FCB-Profis nehmen Kurs auf Südafrika

Zwei Tore, drei Siege, zwei Unentschieden. Der erste von zwei Spieltagen in der WM-Qualifikation verlief für die beteiligten Bayern-Profis durchaus erfolgreich. Während die deutsche Nationalmannschaft, die Niederlande und Belgien sich über drei Punkte freuen konnten, gab es für Frankreich und Italien zumindest noch ein Remis. Lukas Podolski und Franck Ribéry konnten sich dabei in die Torschützenliste eintragen.

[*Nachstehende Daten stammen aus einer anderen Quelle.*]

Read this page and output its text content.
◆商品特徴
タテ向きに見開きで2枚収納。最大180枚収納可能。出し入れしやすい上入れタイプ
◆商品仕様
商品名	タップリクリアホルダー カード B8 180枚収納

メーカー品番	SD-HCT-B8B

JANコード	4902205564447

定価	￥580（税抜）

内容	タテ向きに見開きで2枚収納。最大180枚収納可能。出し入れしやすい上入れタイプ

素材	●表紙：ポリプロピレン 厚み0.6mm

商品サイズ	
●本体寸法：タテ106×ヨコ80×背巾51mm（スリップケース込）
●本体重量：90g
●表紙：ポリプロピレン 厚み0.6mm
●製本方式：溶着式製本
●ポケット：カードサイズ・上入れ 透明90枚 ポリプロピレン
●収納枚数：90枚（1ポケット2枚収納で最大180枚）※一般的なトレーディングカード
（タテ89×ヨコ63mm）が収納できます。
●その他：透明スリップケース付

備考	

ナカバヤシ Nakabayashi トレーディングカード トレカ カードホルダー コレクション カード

Zu einem knappen 2:1 (2:0)-Zittersieg kam die DFB-Auswahl vor 65.607 Zuschauern in Dortmund gegen Russland. In einer ganz starken ersten Halbzeit brachten Podolski (9. Minute) und Michael Ballack (28.) nach feiner Vorarbeit von Bastian Schweinsteiger die Elf von Bundestrainer Joachim Löw in Führung. Nach der Pause drehten die Russen jedoch auf, mehr als der Anschlusstreffer durch Andrej Arshavin (51.) gelang den Gästen, die in der 88. Minute noch einen Pfostenschuss verzeichneten, jedoch nicht.

Vier Bayern in der Startelf

„Das war eine der besten Halbzeiten, die wir gespielt haben“, sagte Podolski nach dem Spiel. „Wir hatten die eine oder andere Möglichkeit, das 3:1 zu machen, das haben wir versäumt. Deshalb blieb es bis zur letzten Minute spannend“, ergänzte Philipp Lahm, der mit Miroslav Klose das Bayern-Quartett in der deutschen Startformation komplettierte.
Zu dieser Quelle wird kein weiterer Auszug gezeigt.